Like clockwork, 31 August 2020 opened the floodgates for Merdeka posts on all Malaysian social media feeds. The patriotism is inspiring, even in the automotive space filled with more foreign brands than local ones. But the prize for best car-related Merdeka post has to go to Proton, simply for the cheeky teaser it inserted into its video marking 63 years of Malaysian independence.
Yes, we've finally been given an official glimpse of the Proton X50 after ages of speculation and anticipation. It has been two years since the compact crossover broke cover globally as the Geely Binyue after all. To add salt to the wound, the car was launched in Philippines as the Geely Coolray in 2019. So why is its Malaysian passport taking so long to process?
Like the Geely Boyue on which the Proton X70 is based, the Binyue is a left-hand drive vehicle that would fit right onto Filipino roads without modification. You'd think that a corporation with as much resources as the Volvo-owning Zhejiang Geely Holdings would have no trouble inverting the blueprints to give us a right-hand drive car. But it's a complex undertaking even for a multinational partnership endowed with money and manpower.
The conversion from Geely Boyue to Proton X70, for instance, involved the re-engineering of 761 individual components. This includes the dashboard, steering console, pedals, door controls, brakes, gearbox, headlights, wipers and air-conditioning ducts to name a few. And the work did not stop there.
Climate differences were the next major factor influencing the localisation effort, and Proton is a company committed to retaining its age-old reputation for giving Malaysians the best air-conditioning in a car on a bright and sunny day in KL. This meant some changes to the X70's cooling and rubber components, with the engine management system also recalibrated to cope with Malaysia's unique terrain and altitudes. In addressing these areas, Geely officially states that "a Proton X70 must be able to withstand Kuala Lumpur’s standstill traffic at 34°C daily, drive up to the mountainous retreat of Genting Highlands at over 6,000 feet where the air is thinner, as well as survive the treacherous landscape of eastern Borneo".
After the optimisation of hardware came the tests for performance, safety, emissions and such, of which the Boyue had 548 to undergo when it was first developed. The Proton X70 had to repeat a quarter of them due to different regulations, localised driving habits and fuel availability (China-spec cars are still tuned to run on RON92).
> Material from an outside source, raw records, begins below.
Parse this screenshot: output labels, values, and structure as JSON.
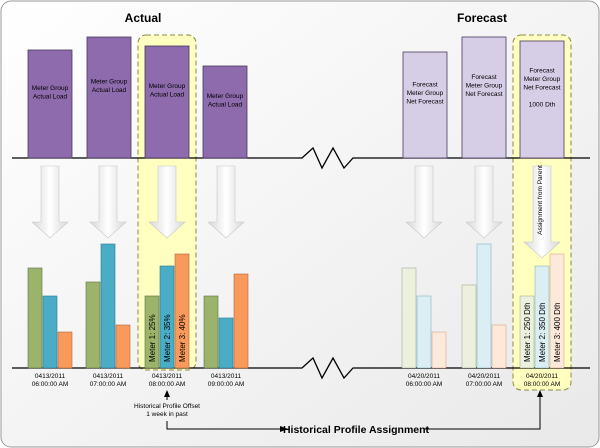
{
  "headings": {
    "actual": "Actual",
    "forecast": "Forecast"
  },
  "actual": {
    "load_boxes": [
      {
        "lines": [
          "Meter Group",
          "Actual Load"
        ]
      },
      {
        "lines": [
          "Meter Group",
          "Actual Load"
        ]
      },
      {
        "lines": [
          "Meter Group",
          "Actual Load"
        ]
      },
      {
        "lines": [
          "Meter Group",
          "Actual Load"
        ]
      }
    ],
    "times": [
      {
        "date": "0413/2011",
        "time": "06:00:00 AM"
      },
      {
        "date": "0413/2011",
        "time": "07:00:00 AM"
      },
      {
        "date": "0413/2011",
        "time": "08:00:00 AM"
      },
      {
        "date": "0413/2011",
        "time": "09:00:00 AM"
      }
    ],
    "highlight_labels": [
      "Meter 1: 25%",
      "Meter 2: 35%",
      "Meter 3: 40%"
    ]
  },
  "forecast": {
    "load_boxes": [
      {
        "lines": [
          "Forecast",
          "Meter Group",
          "Net Forecast"
        ]
      },
      {
        "lines": [
          "Forecast",
          "Meter Group",
          "Net Forecast"
        ]
      },
      {
        "lines": [
          "Forecast",
          "Meter Group",
          "Net Forecast",
          "",
          "1000 Dth"
        ]
      }
    ],
    "times": [
      {
        "date": "04/20/2011",
        "time": "06:00:00 AM"
      },
      {
        "date": "04/20/2011",
        "time": "07:00:00 AM"
      },
      {
        "date": "04/20/2011",
        "time": "08:00:00 AM"
      }
    ],
    "highlight_labels": [
      "Meter 1: 250 Dth",
      "Meter 2: 350 Dth",
      "Meter 3: 400 Dth"
    ],
    "assignment_label": "Assignment from Parent"
  },
  "offset_note": [
    "Historical Profile Offset",
    "1 week in past"
  ],
  "assignment_title": "Historical Profile Assignment",
  "colors": {
    "actual_box": "#8d6bac",
    "forecast_box": "#d6cde6",
    "meter1": "#9bb36a",
    "meter2": "#4bacc6",
    "meter3": "#f79a5b",
    "meter1_light": "#ebf1de",
    "meter2_light": "#dbeef3",
    "meter3_light": "#fde9d9",
    "highlight_fill": "#ffffc0",
    "highlight_stroke": "#8c8a4a"
  }
}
And then there was the challenge of getting local vendors on-board, with 45 percent of the X70's components being sourced locally at time of writing.
The successful localisation of the Proton X70 would have undoubtedly laid the groundwork for the Proton X50. And two years does still seems like a long time for a conversion process that many established carmakers undertake concurrently with the development of a new vehicle. However, the amount of work needed to get the X70 reliably onto our roads is an indication of what needs to be done by Proton and Geely before we can finally see an X50 in local showrooms. If anything, the delay could even be good news to Malaysians who are waiting to drop their hard-earned savings on the downpayment of a brand new X50 to replace their ageing rides, IF the time is truly being used to fine-tune the crossover to our market.
The unique shade of blue the elusive X50 sports in Proton's video does not look like anything we've seen on a Binyue before (we could be mistaken). This might be a hint at a CKD X50 being launched from the off, which is potentially good news for affordability, unless Proton decides to go crazy with the spec sheet - we shouldn't read too much into it. Either way, we can safely expect a handsome new crossover with promising specs that should be a tad more rakyat-friendly than the X70.
The question is, are you patient enough?